Data output follows standard NIST-traceable ASCII format over RS232 at 9600 baud, 8N1 configuration. Each transmission includes timestamp (if external clock source connected), unit identifier, stable flag (S = stable reading), and status codes (e.g., “OVR” for overload, “CAL” during calibration). No proprietary driver is required; native Windows/macOS terminal emulators or generic serial logging tools (e.g., Tera Term, CoolTerm) suffice for raw data capture. For regulated environments, integration with laboratory information management systems (LIMS) or electronic lab notebooks (ELN) is achievable via middleware that maps ASCII fields to structured JSON/XML schemas. Firmware supports firmware version reporting and error-code diagnostics (e.g., E01 = sensor fault, E05 = temperature sensor out-of-range).

Applications

• Quantitative formulation in pharmaceutical tablet development (active ingredient dosing at 0.1 mg resolution)
• Gravimetric preparation of standard solutions (e.g., 100 ppm stock solutions per USP )
• Moisture content determination via loss-on-drying (LOD) protocols when paired with a compatible drying oven
• Particle counting and statistical sampling in powder metallurgy and catalyst manufacturing
• Teaching fundamental metrology concepts—including uncertainty estimation, repeatability assessment, and calibration hierarchy—in undergraduate chemistry and physics labs
• Raw material acceptance testing in food and cosmetics QA/QC where batch conformity to ±0.2 mg linearity tolerance is mandated

FAQ

What is the recommended calibration frequency for the FA1604 in a GLP environment?
Per ISO/IEC 17025:2017 Clause 6.5.2, internal auto-calibration should be performed before first use each day and after any significant ambient temperature change (>1.5 °C). External verification using Class E2 or better weights is advised weekly or per risk-based assessment.
Does the FA1604 support connectivity to modern LIMS platforms?

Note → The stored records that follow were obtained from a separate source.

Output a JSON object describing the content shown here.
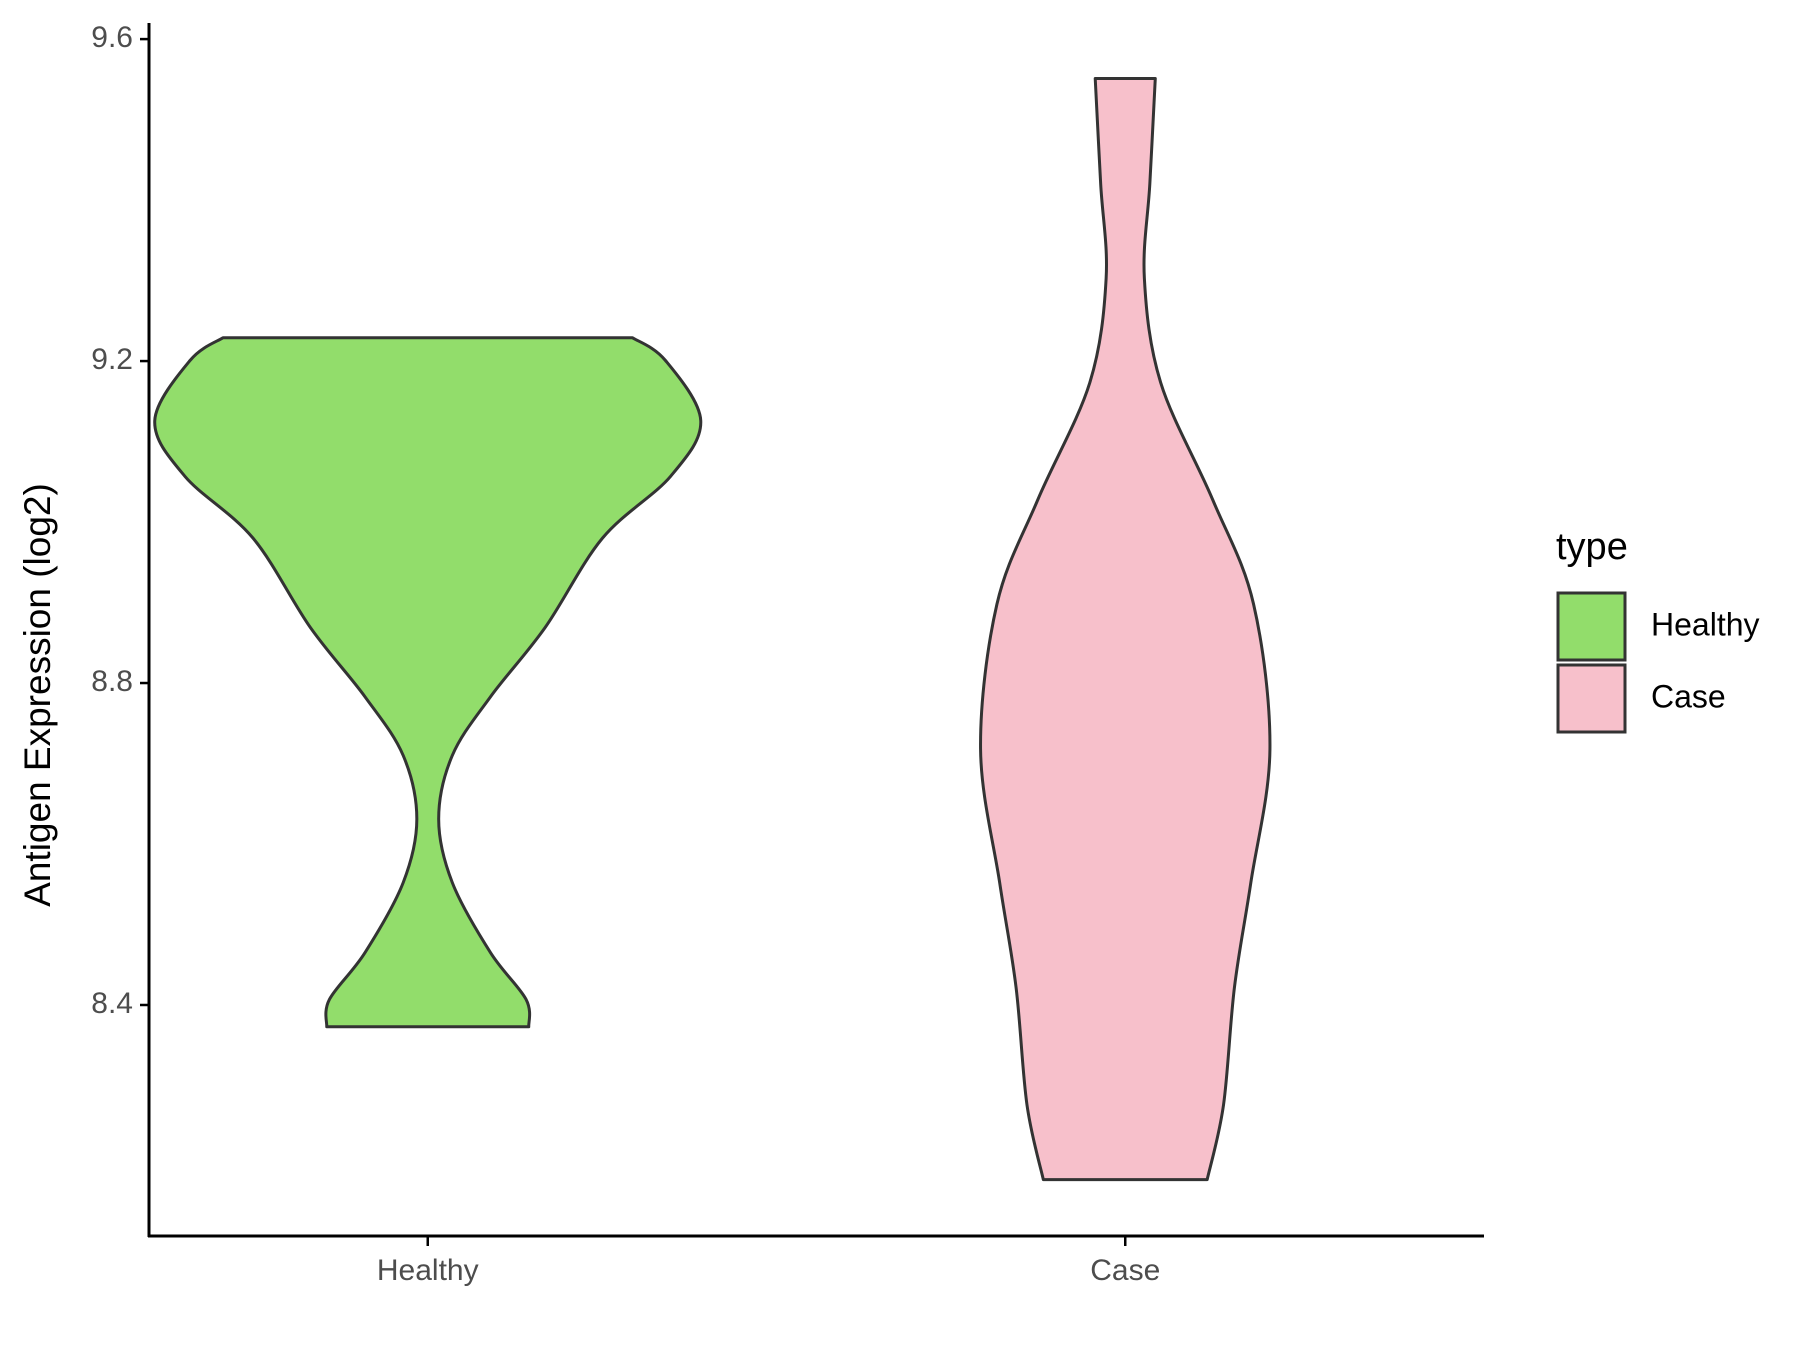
{
  "chart_data": {
    "type": "violin",
    "y_label": "Antigen Expression (log2)",
    "categories": [
      "Healthy",
      "Case"
    ],
    "legend_title": "type",
    "legend_position": "right",
    "ylim": [
      8.113,
      9.62
    ],
    "yticks": [
      8.4,
      8.8,
      9.2,
      9.6
    ],
    "series": [
      {
        "name": "Healthy",
        "color": "#92dd6b",
        "y": [
          9.229,
          9.201,
          9.126,
          9.057,
          8.98,
          8.869,
          8.783,
          8.71,
          8.631,
          8.552,
          8.465,
          8.407,
          8.373
        ],
        "density": [
          0.75,
          0.87,
          1.0,
          0.89,
          0.64,
          0.43,
          0.23,
          0.09,
          0.04,
          0.09,
          0.23,
          0.36,
          0.37
        ]
      },
      {
        "name": "Case",
        "color": "#f7c0cb",
        "y": [
          9.551,
          9.42,
          9.303,
          9.173,
          9.028,
          8.898,
          8.718,
          8.552,
          8.422,
          8.276,
          8.183
        ],
        "density": [
          0.11,
          0.09,
          0.07,
          0.13,
          0.32,
          0.47,
          0.53,
          0.46,
          0.4,
          0.36,
          0.3
        ]
      }
    ]
  }
}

Yes—via RS232 ASCII output. Integration requires middleware or custom scripting to parse delimiter-separated values into HL7 or ASTM E1384-compliant messages. No USB or Ethernet interface is built-in.
Can the balance operate continuously on battery power?

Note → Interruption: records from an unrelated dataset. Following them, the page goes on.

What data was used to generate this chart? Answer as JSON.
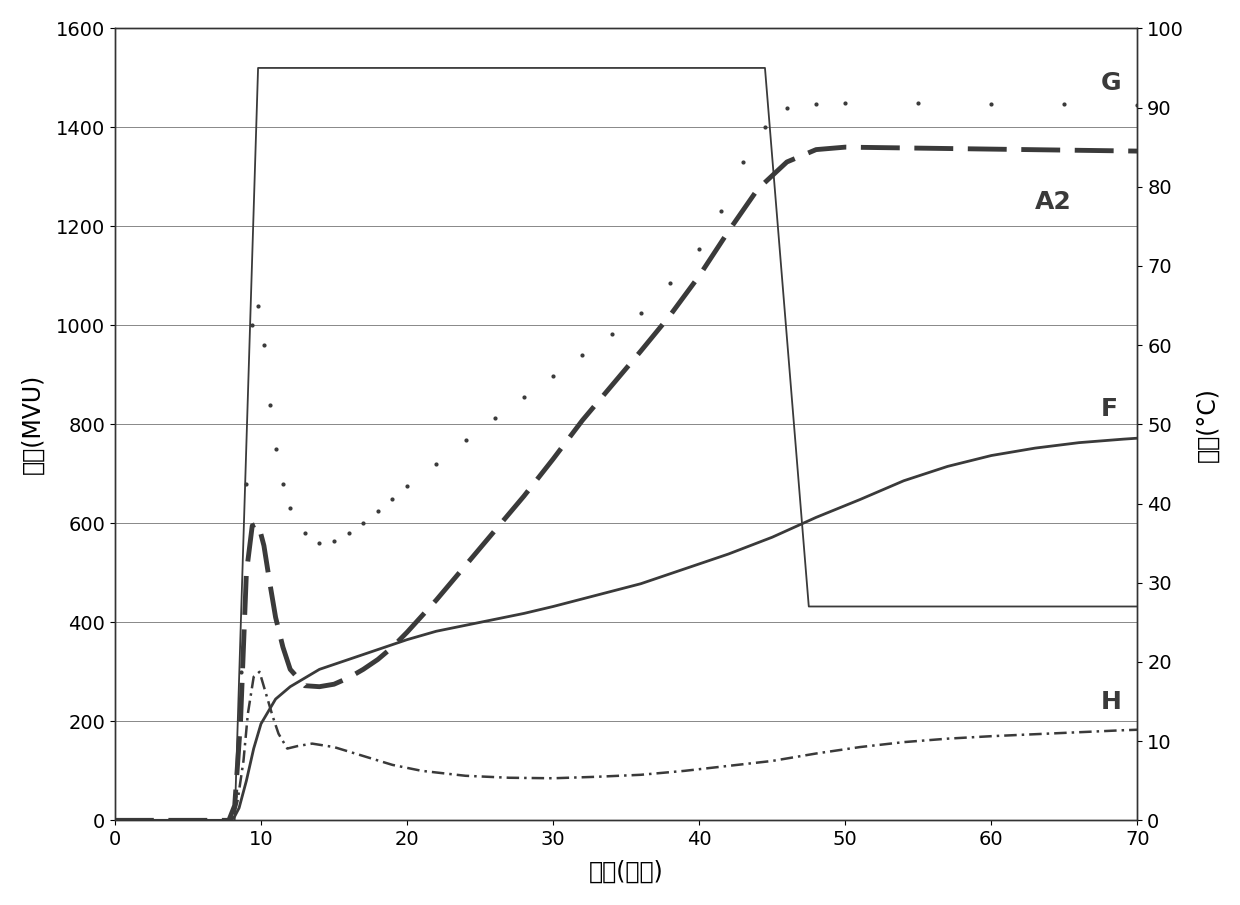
{
  "xlabel": "时间(分钟)",
  "ylabel_left": "粘度(MVU)",
  "ylabel_right": "温度(°C)",
  "xlim": [
    0,
    70
  ],
  "ylim_left": [
    0,
    1600
  ],
  "ylim_right": [
    0,
    100
  ],
  "xticks": [
    0,
    10,
    20,
    30,
    40,
    50,
    60,
    70
  ],
  "yticks_left": [
    0,
    200,
    400,
    600,
    800,
    1000,
    1200,
    1400,
    1600
  ],
  "yticks_right": [
    0,
    10,
    20,
    30,
    40,
    50,
    60,
    70,
    80,
    90,
    100
  ],
  "background_color": "#ffffff",
  "line_color": "#3a3a3a",
  "label_G": "G",
  "label_A2": "A2",
  "label_F": "F",
  "label_H": "H",
  "temp_profile": {
    "x": [
      0,
      8.2,
      9.8,
      10.5,
      30.0,
      44.5,
      47.5,
      70
    ],
    "y": [
      0,
      0,
      95,
      95,
      95,
      95,
      27,
      27
    ]
  },
  "curve_F": {
    "x": [
      0,
      7.8,
      8.0,
      8.2,
      8.5,
      9.0,
      9.5,
      10.0,
      11.0,
      12.0,
      14.0,
      16.0,
      18.0,
      20.0,
      22.0,
      25.0,
      28.0,
      30.0,
      33.0,
      36.0,
      39.0,
      42.0,
      45.0,
      48.0,
      51.0,
      54.0,
      57.0,
      60.0,
      63.0,
      66.0,
      69.0,
      70.0
    ],
    "y": [
      0,
      0,
      2,
      8,
      25,
      80,
      145,
      195,
      245,
      270,
      305,
      325,
      345,
      365,
      382,
      400,
      418,
      432,
      455,
      478,
      508,
      538,
      572,
      612,
      648,
      686,
      715,
      737,
      752,
      763,
      770,
      772
    ]
  },
  "curve_G": {
    "x": [
      0,
      7.8,
      8.2,
      8.6,
      9.0,
      9.4,
      9.8,
      10.2,
      10.6,
      11.0,
      11.5,
      12.0,
      13.0,
      14.0,
      15.0,
      16.0,
      17.0,
      18.0,
      19.0,
      20.0,
      22.0,
      24.0,
      26.0,
      28.0,
      30.0,
      32.0,
      34.0,
      36.0,
      38.0,
      40.0,
      41.5,
      43.0,
      44.5,
      46.0,
      48.0,
      50.0,
      55.0,
      60.0,
      65.0,
      70.0
    ],
    "y": [
      0,
      0,
      50,
      300,
      680,
      1000,
      1040,
      960,
      840,
      750,
      680,
      630,
      580,
      560,
      565,
      580,
      600,
      625,
      650,
      675,
      720,
      768,
      812,
      855,
      898,
      940,
      982,
      1025,
      1085,
      1155,
      1230,
      1330,
      1400,
      1440,
      1448,
      1450,
      1450,
      1448,
      1447,
      1446
    ]
  },
  "curve_A2": {
    "x": [
      0,
      7.8,
      8.2,
      8.6,
      9.0,
      9.4,
      9.8,
      10.2,
      10.6,
      11.0,
      11.5,
      12.0,
      13.0,
      14.0,
      15.0,
      16.0,
      17.0,
      18.0,
      19.0,
      20.0,
      22.0,
      24.0,
      26.0,
      28.0,
      30.0,
      32.0,
      34.0,
      36.0,
      38.0,
      40.0,
      42.0,
      44.0,
      46.0,
      48.0,
      50.0,
      55.0,
      60.0,
      65.0,
      70.0
    ],
    "y": [
      0,
      0,
      30,
      200,
      500,
      595,
      600,
      555,
      480,
      410,
      350,
      305,
      272,
      270,
      275,
      288,
      305,
      325,
      350,
      380,
      445,
      515,
      585,
      655,
      730,
      808,
      878,
      948,
      1020,
      1100,
      1190,
      1275,
      1330,
      1355,
      1360,
      1358,
      1356,
      1354,
      1352
    ]
  },
  "curve_H": {
    "x": [
      0,
      7.8,
      8.1,
      8.4,
      8.8,
      9.1,
      9.5,
      9.9,
      10.3,
      10.8,
      11.2,
      11.8,
      12.5,
      13.5,
      15.0,
      17.0,
      19.0,
      21.0,
      24.0,
      27.0,
      30.0,
      33.0,
      36.0,
      39.0,
      42.0,
      45.0,
      48.0,
      51.0,
      54.0,
      57.0,
      60.0,
      63.0,
      66.0,
      69.0,
      70.0
    ],
    "y": [
      0,
      0,
      5,
      40,
      120,
      215,
      290,
      300,
      260,
      210,
      175,
      145,
      150,
      155,
      148,
      130,
      112,
      100,
      90,
      86,
      85,
      88,
      92,
      100,
      110,
      120,
      135,
      148,
      158,
      165,
      170,
      174,
      178,
      182,
      183
    ]
  }
}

The included 9 V alkaline battery provides up to 8 hours of continuous operation under typical usage (10 s stabilization intervals, backlight enabled); rechargeable NiMH variants are not supported due to voltage regulation constraints.
Is the draft shield removable for cleaning without affecting calibration?

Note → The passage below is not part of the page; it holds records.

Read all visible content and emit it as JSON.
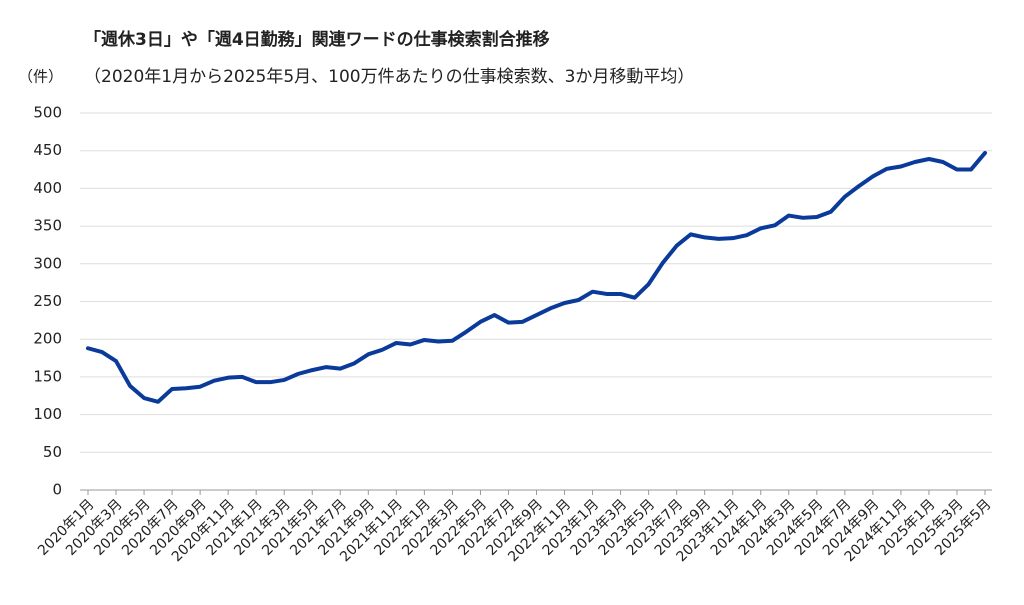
{
  "chart_data": {
    "type": "line",
    "title": "「週休3日」や「週4日勤務」関連ワードの仕事検索割合推移",
    "subtitle": "（2020年1月から2025年5月、100万件あたりの仕事検索数、3か月移動平均）",
    "y_label": "（件）",
    "categories": [
      "2020年1月",
      null,
      "2020年3月",
      null,
      "2020年5月",
      null,
      "2020年7月",
      null,
      "2020年9月",
      null,
      "2020年11月",
      null,
      "2021年1月",
      null,
      "2021年3月",
      null,
      "2021年5月",
      null,
      "2021年7月",
      null,
      "2021年9月",
      null,
      "2021年11月",
      null,
      "2022年1月",
      null,
      "2022年3月",
      null,
      "2022年5月",
      null,
      "2022年7月",
      null,
      "2022年9月",
      null,
      "2022年11月",
      null,
      "2023年1月",
      null,
      "2023年3月",
      null,
      "2023年5月",
      null,
      "2023年7月",
      null,
      "2023年9月",
      null,
      "2023年11月",
      null,
      "2024年1月",
      null,
      "2024年3月",
      null,
      "2024年5月",
      null,
      "2024年7月",
      null,
      "2024年9月",
      null,
      "2024年11月",
      null,
      "2025年1月",
      null,
      "2025年3月",
      null,
      "2025年5月"
    ],
    "values": [
      188,
      183,
      171,
      138,
      122,
      117,
      134,
      135,
      137,
      145,
      149,
      150,
      143,
      143,
      146,
      154,
      159,
      163,
      161,
      168,
      180,
      186,
      195,
      193,
      199,
      197,
      198,
      210,
      223,
      232,
      222,
      223,
      232,
      241,
      248,
      252,
      263,
      260,
      260,
      255,
      273,
      301,
      324,
      339,
      335,
      333,
      334,
      338,
      347,
      351,
      364,
      361,
      362,
      369,
      389,
      403,
      416,
      426,
      429,
      435,
      439,
      435,
      425,
      425,
      447
    ],
    "color": "#0a3a9a",
    "ylim": [
      0,
      500
    ],
    "yticks": [
      0,
      50,
      100,
      150,
      200,
      250,
      300,
      350,
      400,
      450,
      500
    ],
    "grid": true
  }
}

Yes—the acrylic shield is mechanically decoupled from the sensor assembly. Removal and reinstallation do not require recalibration, though full-system verification using test weights is recommended post-cleaning.
What does the “E03” error code indicate during startup?
E03 signifies an initialization failure in the electromagnetic transducer feedback loop—typically caused by mechanical obstruction of the pan or contamination on the magnetic gap. Power cycling followed by visual inspection of the pan suspension resolves >95% of occurrences.